Ilihiak cogió las manos de Monush y repitió el gesto.

—Mi vida era indigna hasta que el Guardián te trajo a mí. Tú despertaste en mí la esperanza. Sé que viniste aquí únicamente en cumplimiento de tu deber hacia tu rey. Pero un hombre puede ver la valía de otro hombre, independientemente del rango o la misión de éste. Mi vida está para siempre en tus manos.

Se abrazaron y se besaron en los labios en señal de amistad. Sonriendo, sin avergonzarse de tener los ojos llenos de lágrimas, Ilihiak desatrancó la puerta y regresó al diminuto mundo donde no era amigo de nadie, porque tenía que ser rey de todos.

Cuando Mon falló el blanco por tercera vez, Husu voló hacia él y lo detuvo. Los demás —jóvenes ángeles en las primeras etapas de entrenamiento para el ejército de espías volantes— continuaron practicando, con la boca llena de flechas que disparaban rápidamente sosteniendo la cerbatana en una mano. Algún día aprenderían a disparar con precisión mientras batían las alas en el aire, sosteniendo la cerbatana con un pie, y llevando carga en el otro. Pero por el momento, practicaban apoyados en un pie. Mon se enfurecía consigo mismo cuando fallaba. A fin de cuentas, él podía empuñar la cerbatana con las dos manos, podía apuntar apoyándose en los dos pies. Pero hoy no le interesaba.

—Mon, joven amigo, creo que estás cansado —dijo Husu. Mon se encogió de hombros.

—¿No has dormido bien?

Mon sacudió la cabeza. Detestaba dar explicaciones. Habitualmente tenía mejor puntería y se enorgullecía de ello.

—Habitualmente tienes mejor puntería —dijo Husu—. Si tuvieras alas, ya te habría ascendido.

Husu no podría haber dicho palabras más hirientes, pero no lo sabía.

—Supe que no aceitaría en el momento de disparar.

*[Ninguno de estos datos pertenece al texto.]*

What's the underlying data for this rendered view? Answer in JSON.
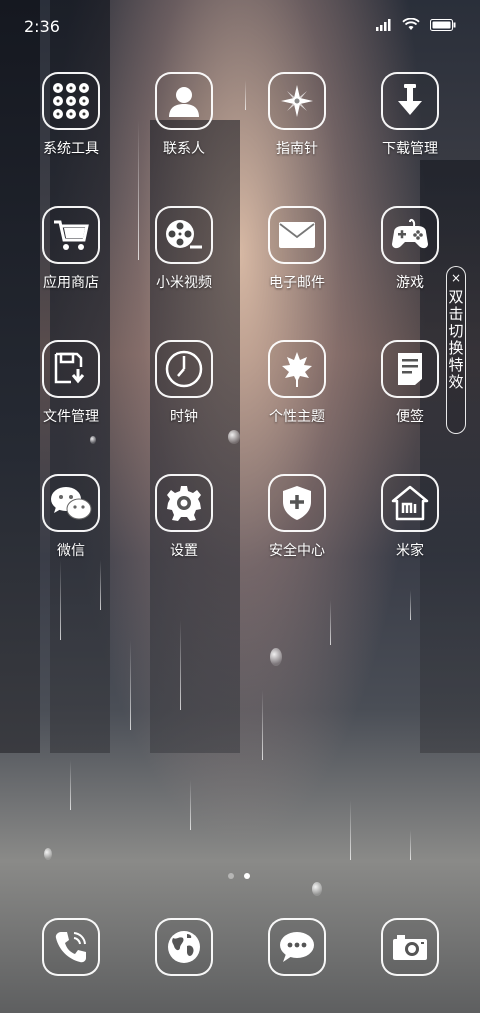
{
  "statusbar": {
    "time": "2:36",
    "icons": [
      "signal-icon",
      "wifi-icon",
      "battery-icon"
    ]
  },
  "apps": [
    {
      "label": "系统工具",
      "icon": "folder-grid-icon"
    },
    {
      "label": "联系人",
      "icon": "contact-person-icon"
    },
    {
      "label": "指南针",
      "icon": "compass-icon"
    },
    {
      "label": "下载管理",
      "icon": "download-icon"
    },
    {
      "label": "应用商店",
      "icon": "shopping-cart-icon"
    },
    {
      "label": "小米视频",
      "icon": "film-reel-icon"
    },
    {
      "label": "电子邮件",
      "icon": "envelope-icon"
    },
    {
      "label": "游戏",
      "icon": "gamepad-icon"
    },
    {
      "label": "文件管理",
      "icon": "file-save-icon"
    },
    {
      "label": "时钟",
      "icon": "clock-icon"
    },
    {
      "label": "个性主题",
      "icon": "leaf-icon"
    },
    {
      "label": "便签",
      "icon": "note-icon"
    },
    {
      "label": "微信",
      "icon": "wechat-icon"
    },
    {
      "label": "设置",
      "icon": "gear-icon"
    },
    {
      "label": "安全中心",
      "icon": "shield-icon"
    },
    {
      "label": "米家",
      "icon": "mi-home-icon"
    }
  ],
  "effect_toggle": {
    "close": "×",
    "text": "双击切换特效"
  },
  "pages": {
    "count": 2,
    "active": 2
  },
  "dock": [
    {
      "icon": "phone-icon"
    },
    {
      "icon": "globe-icon"
    },
    {
      "icon": "message-icon"
    },
    {
      "icon": "camera-icon"
    }
  ]
}
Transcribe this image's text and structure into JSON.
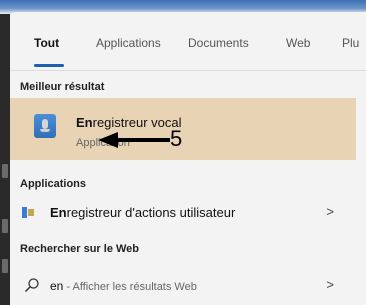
{
  "tabs": [
    {
      "label": "Tout",
      "active": true
    },
    {
      "label": "Applications"
    },
    {
      "label": "Documents"
    },
    {
      "label": "Web"
    },
    {
      "label": "Plu"
    }
  ],
  "best_result": {
    "section_title": "Meilleur résultat",
    "app_name_match": "En",
    "app_name_rest": "registreur vocal",
    "app_type": "Application",
    "icon": "voice-recorder-icon"
  },
  "annotation": {
    "number": "5"
  },
  "applications": {
    "section_title": "Applications",
    "items": [
      {
        "match": "En",
        "rest": "registreur d'actions utilisateur",
        "icon": "steps-recorder-icon"
      }
    ]
  },
  "web": {
    "section_title": "Rechercher sur le Web",
    "query": "en",
    "action": " - Afficher les résultats Web",
    "icon": "search-icon"
  },
  "colors": {
    "accent": "#1a5fb4",
    "selected_bg": "#e8d4b4",
    "panel_bg": "#f3f3f3"
  }
}
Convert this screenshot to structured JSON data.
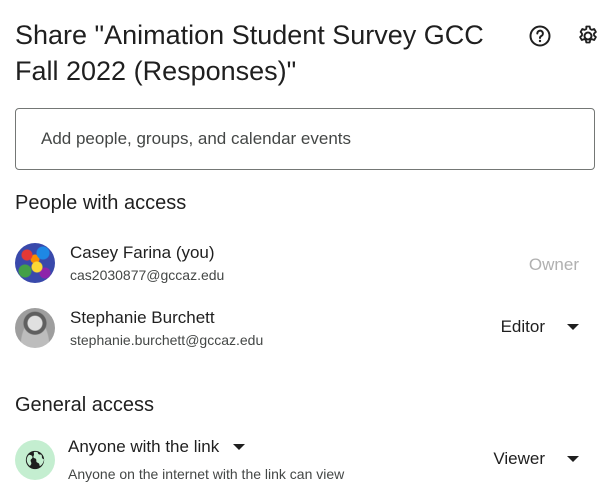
{
  "dialog": {
    "title": "Share \"Animation Student Survey GCC Fall 2022 (Responses)\"",
    "help_icon": "help-circle-icon",
    "settings_icon": "gear-icon"
  },
  "add_people": {
    "placeholder": "Add people, groups, and calendar events"
  },
  "people_with_access": {
    "heading": "People with access",
    "people": [
      {
        "name": "Casey Farina (you)",
        "email": "cas2030877@gccaz.edu",
        "role": "Owner"
      },
      {
        "name": "Stephanie Burchett",
        "email": "stephanie.burchett@gccaz.edu",
        "role": "Editor"
      }
    ]
  },
  "general_access": {
    "heading": "General access",
    "icon": "globe-icon",
    "access_level": "Anyone with the link",
    "description": "Anyone on the internet with the link can view",
    "role": "Viewer"
  },
  "colors": {
    "globe_bg": "#c4eed0",
    "owner_text": "#b0b0b0"
  }
}
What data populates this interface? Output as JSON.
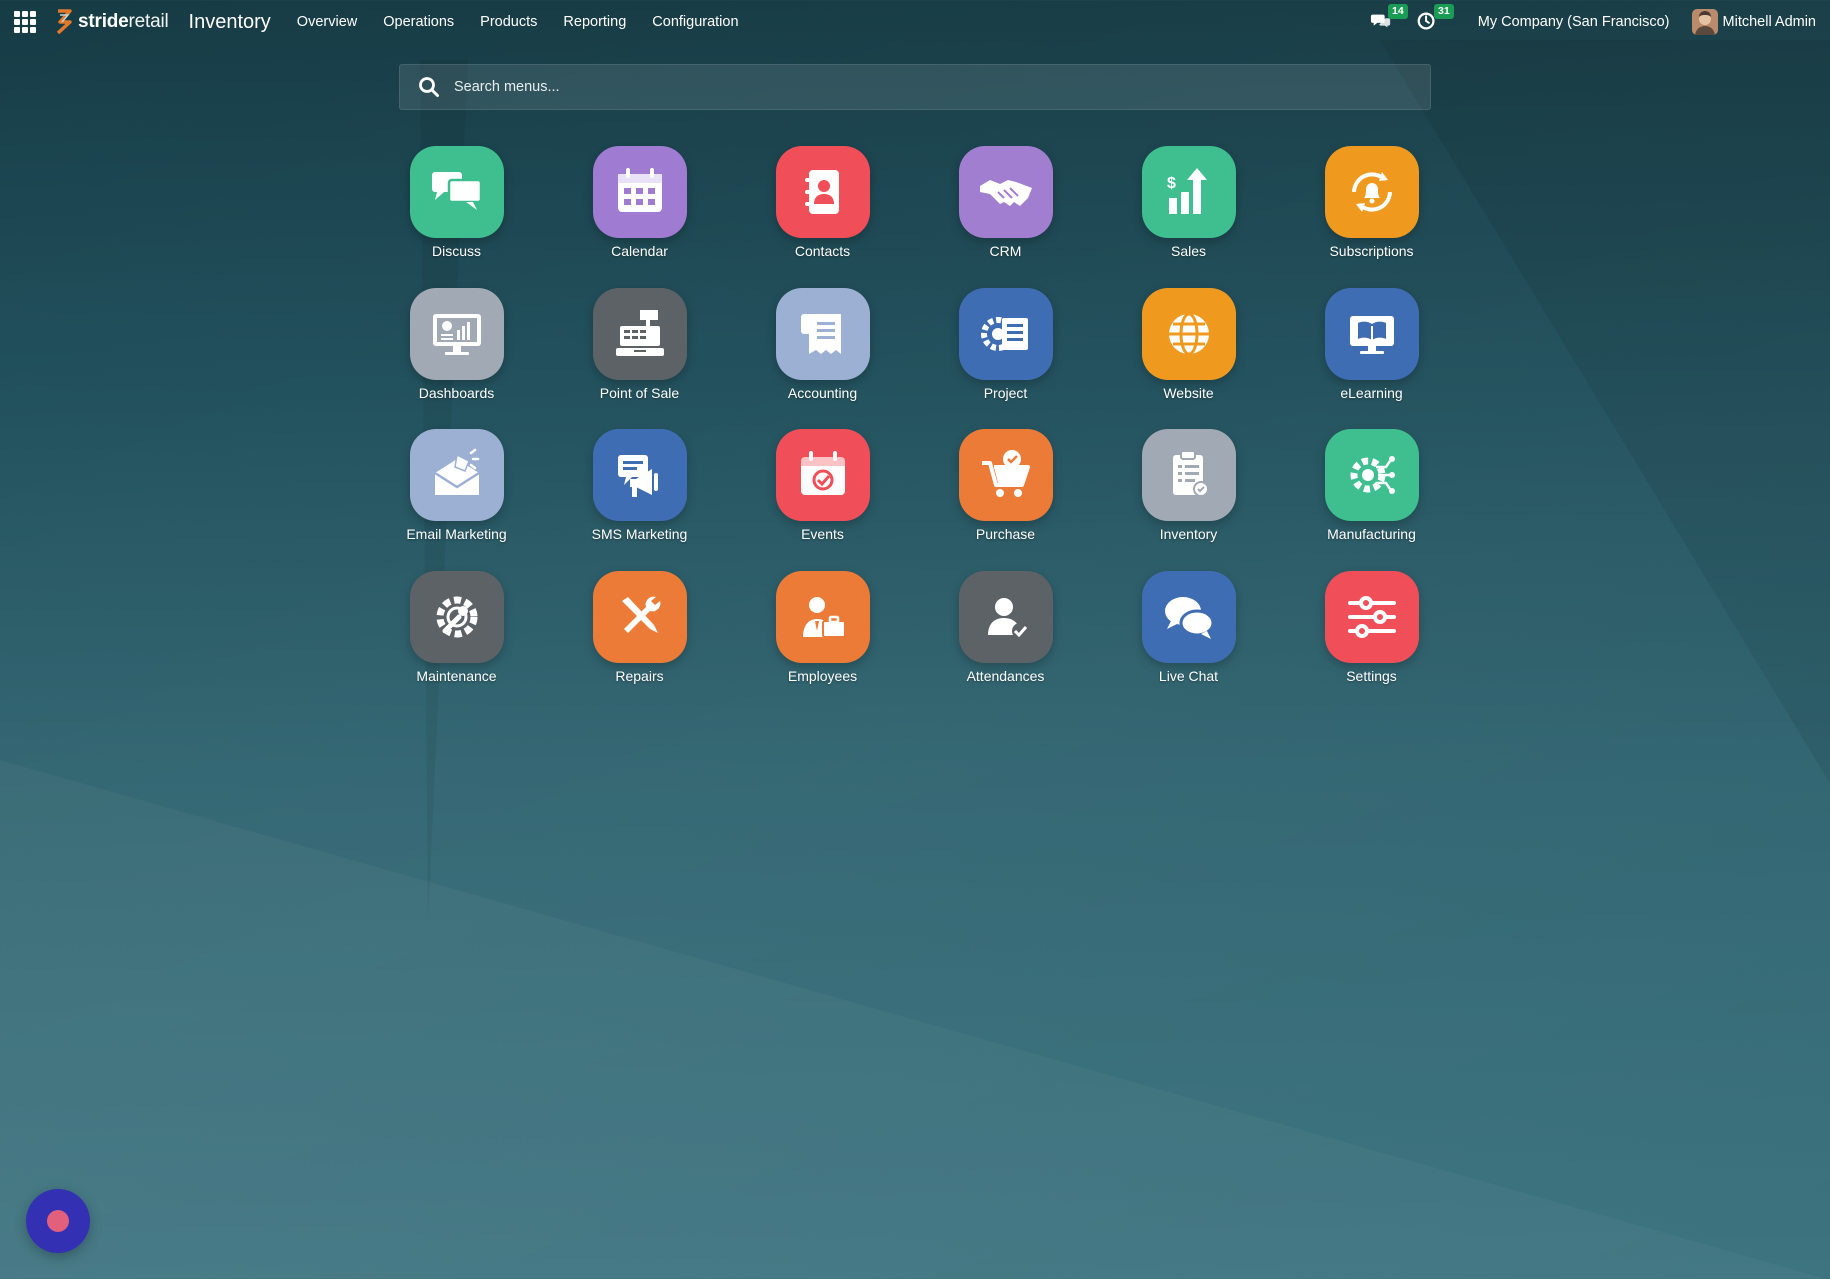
{
  "topbar": {
    "brand_bold": "stride",
    "brand_light": "retail",
    "app_title": "Inventory",
    "nav": [
      "Overview",
      "Operations",
      "Products",
      "Reporting",
      "Configuration"
    ],
    "messages_count": "14",
    "activities_count": "31",
    "company": "My Company (San Francisco)",
    "user_name": "Mitchell Admin"
  },
  "search": {
    "placeholder": "Search menus..."
  },
  "apps": [
    {
      "label": "Discuss",
      "icon": "discuss-icon",
      "color": "#3fbf8f"
    },
    {
      "label": "Calendar",
      "icon": "calendar-icon",
      "color": "#9f7bd1"
    },
    {
      "label": "Contacts",
      "icon": "contacts-icon",
      "color": "#f04f59"
    },
    {
      "label": "CRM",
      "icon": "handshake-icon",
      "color": "#a27ed1"
    },
    {
      "label": "Sales",
      "icon": "sales-chart-icon",
      "color": "#3fbf8f"
    },
    {
      "label": "Subscriptions",
      "icon": "subscriptions-icon",
      "color": "#ef9a1f"
    },
    {
      "label": "Dashboards",
      "icon": "dashboard-icon",
      "color": "#a1a9b4"
    },
    {
      "label": "Point of Sale",
      "icon": "cash-register-icon",
      "color": "#5d6267"
    },
    {
      "label": "Accounting",
      "icon": "accounting-icon",
      "color": "#9cb0d4"
    },
    {
      "label": "Project",
      "icon": "project-icon",
      "color": "#3f6db3"
    },
    {
      "label": "Website",
      "icon": "globe-icon",
      "color": "#ef9a1f"
    },
    {
      "label": "eLearning",
      "icon": "elearning-icon",
      "color": "#3f6db3"
    },
    {
      "label": "Email Marketing",
      "icon": "email-marketing-icon",
      "color": "#9cb0d4"
    },
    {
      "label": "SMS Marketing",
      "icon": "sms-marketing-icon",
      "color": "#3f6db3"
    },
    {
      "label": "Events",
      "icon": "events-icon",
      "color": "#f04f59"
    },
    {
      "label": "Purchase",
      "icon": "purchase-cart-icon",
      "color": "#ec7b37"
    },
    {
      "label": "Inventory",
      "icon": "inventory-clipboard-icon",
      "color": "#a1a9b4"
    },
    {
      "label": "Manufacturing",
      "icon": "manufacturing-gear-icon",
      "color": "#3fbf8f"
    },
    {
      "label": "Maintenance",
      "icon": "maintenance-icon",
      "color": "#5d6267"
    },
    {
      "label": "Repairs",
      "icon": "repairs-tools-icon",
      "color": "#ec7b37"
    },
    {
      "label": "Employees",
      "icon": "employees-icon",
      "color": "#ec7b37"
    },
    {
      "label": "Attendances",
      "icon": "attendances-icon",
      "color": "#5d6267"
    },
    {
      "label": "Live Chat",
      "icon": "live-chat-icon",
      "color": "#3f6db3"
    },
    {
      "label": "Settings",
      "icon": "settings-sliders-icon",
      "color": "#f04f59"
    }
  ]
}
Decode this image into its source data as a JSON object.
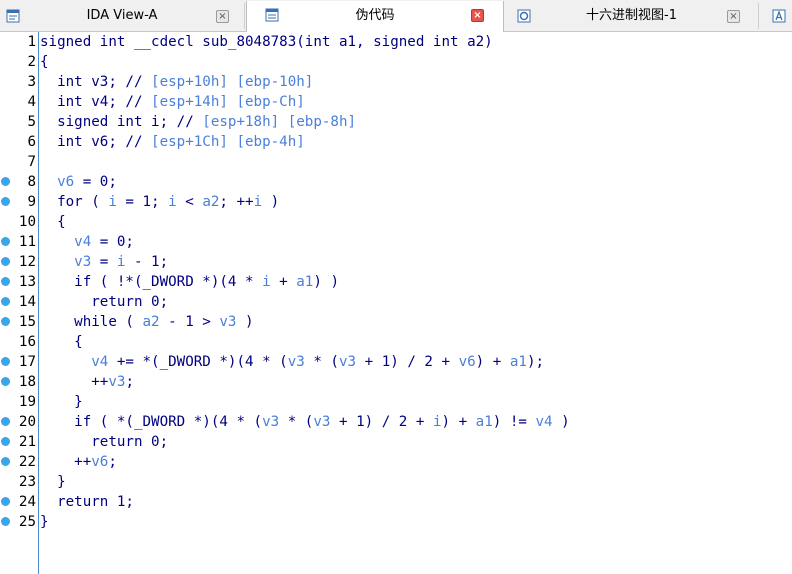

—Y sin embargo disparaste.

Mon volvió a encogerse de hombros.

—Los niños se encogen de hombros —dijo Husu—. Los soldados analizan.

—He disparado porque no me importaba —dijo Mon.

—Ah —dijo Husu—. Si el blanco hubiera sido un soldado elemaki, dispuesto a degollar a jóvenes ángeles en su nido, ¿te habría importado?